Rachad Alao, vice president of product engineering at Cohere, told enterprise leaders at VB Transform 2026 that companies building AI agents must maintain control over their entire technology stack to preserve data sovereignty and avoid vendor lock-in.

Speaking at the Menlo Park conference, Alao stressed that enterprises cannot simply adopt third-party AI solutions and expect to retain control of sensitive information or the flexibility to switch providers. Instead, organizations need ownership over the full agent infrastructure, from the underlying models to the deployment layer.

The argument reflects growing tension in enterprise AI adoption. Companies want to leverage powerful generative AI systems to automate complex business processes, but they hesitate to hand over proprietary data or become dependent on a single vendor's black-box infrastructure.

Cohere, a Canadian startup, positions itself as an alternative to larger incumbents by offering enterprises the ability to run AI agents on their own infrastructure while maintaining control over model updates and vendor relationships. This aligns with a broader industry shift toward "sovereign" AI solutions, particularly among regulated industries and large corporations concerned about data residency, compliance, and strategic flexibility.
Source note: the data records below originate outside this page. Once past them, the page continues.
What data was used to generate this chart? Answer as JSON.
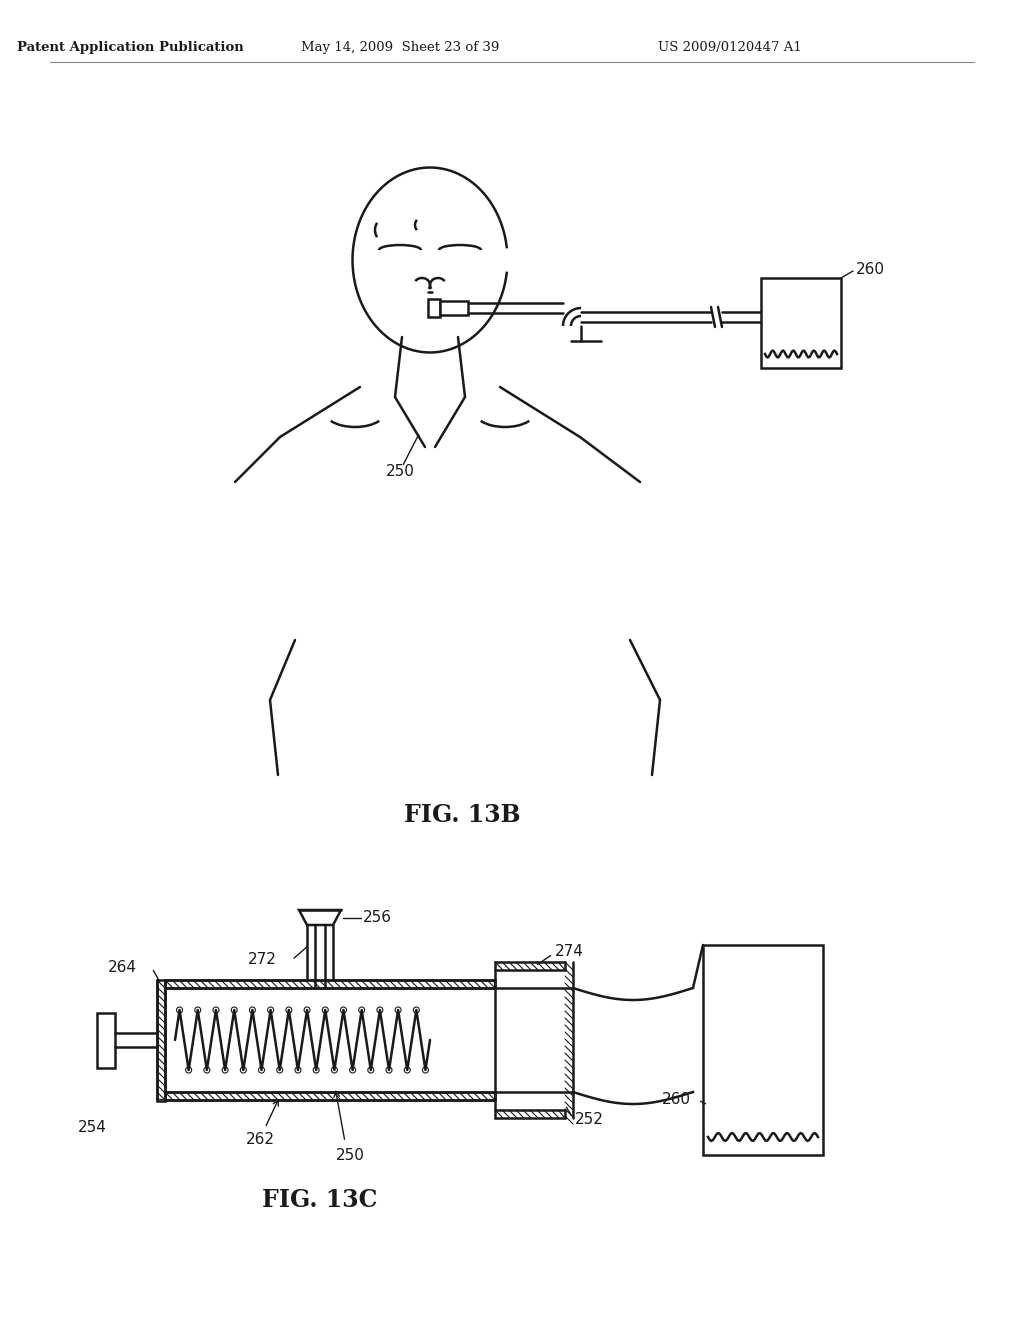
{
  "bg_color": "#ffffff",
  "line_color": "#1a1a1a",
  "header_left": "Patent Application Publication",
  "header_mid": "May 14, 2009  Sheet 23 of 39",
  "header_right": "US 2009/0120447 A1",
  "fig13b_label": "FIG. 13B",
  "fig13c_label": "FIG. 13C",
  "label_250_top": "250",
  "label_260_top": "260",
  "label_250_bot": "250",
  "label_252": "252",
  "label_254": "254",
  "label_256": "256",
  "label_260_bot": "260",
  "label_262": "262",
  "label_264": "264",
  "label_272": "272",
  "label_274": "274"
}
Alao brings relevant expertise to this conversation. He previously managed responsible AI and trust and safety engineering at Google and Meta, giving him credibility when discussing the security and governance challenges that emerge when enterprises deploy AI agents at scale.
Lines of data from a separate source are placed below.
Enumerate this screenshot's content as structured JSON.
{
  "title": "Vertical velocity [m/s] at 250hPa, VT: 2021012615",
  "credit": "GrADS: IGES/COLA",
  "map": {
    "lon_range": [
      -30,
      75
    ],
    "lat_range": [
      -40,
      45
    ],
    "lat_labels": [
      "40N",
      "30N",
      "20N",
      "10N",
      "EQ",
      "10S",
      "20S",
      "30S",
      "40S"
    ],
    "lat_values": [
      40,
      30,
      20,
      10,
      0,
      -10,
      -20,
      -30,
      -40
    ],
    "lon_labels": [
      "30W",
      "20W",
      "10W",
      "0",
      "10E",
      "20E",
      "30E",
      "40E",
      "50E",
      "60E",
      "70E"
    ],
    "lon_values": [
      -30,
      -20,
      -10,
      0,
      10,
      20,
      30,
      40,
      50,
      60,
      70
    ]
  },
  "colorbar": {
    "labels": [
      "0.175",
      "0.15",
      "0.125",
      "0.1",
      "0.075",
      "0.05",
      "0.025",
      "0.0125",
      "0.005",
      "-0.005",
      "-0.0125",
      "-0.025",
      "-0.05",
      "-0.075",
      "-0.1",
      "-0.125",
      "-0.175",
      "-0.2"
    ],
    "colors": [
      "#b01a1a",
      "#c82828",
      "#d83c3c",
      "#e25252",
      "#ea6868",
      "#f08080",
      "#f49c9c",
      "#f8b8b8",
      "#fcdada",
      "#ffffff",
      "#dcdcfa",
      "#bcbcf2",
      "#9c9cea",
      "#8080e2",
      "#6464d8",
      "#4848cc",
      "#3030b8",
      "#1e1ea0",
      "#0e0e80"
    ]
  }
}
The sovereignty pitch resonates because enterprise AI adoption has exposed real problems. Companies using third-party agents cannot easily audit decision-making processes, cannot guarantee their data stays within specific jurisdictions, and face difficulties if they need to migrate to competing platforms.

However, the full-stack control model demands significant technical investment from enterprises. They must hire skilled teams, maintain infrastructure, and manage model updates themselves. This creates a trade-off between convenience and control that large organizations are increasingly willing to make given the stakes involved with AI systems handling critical business functions.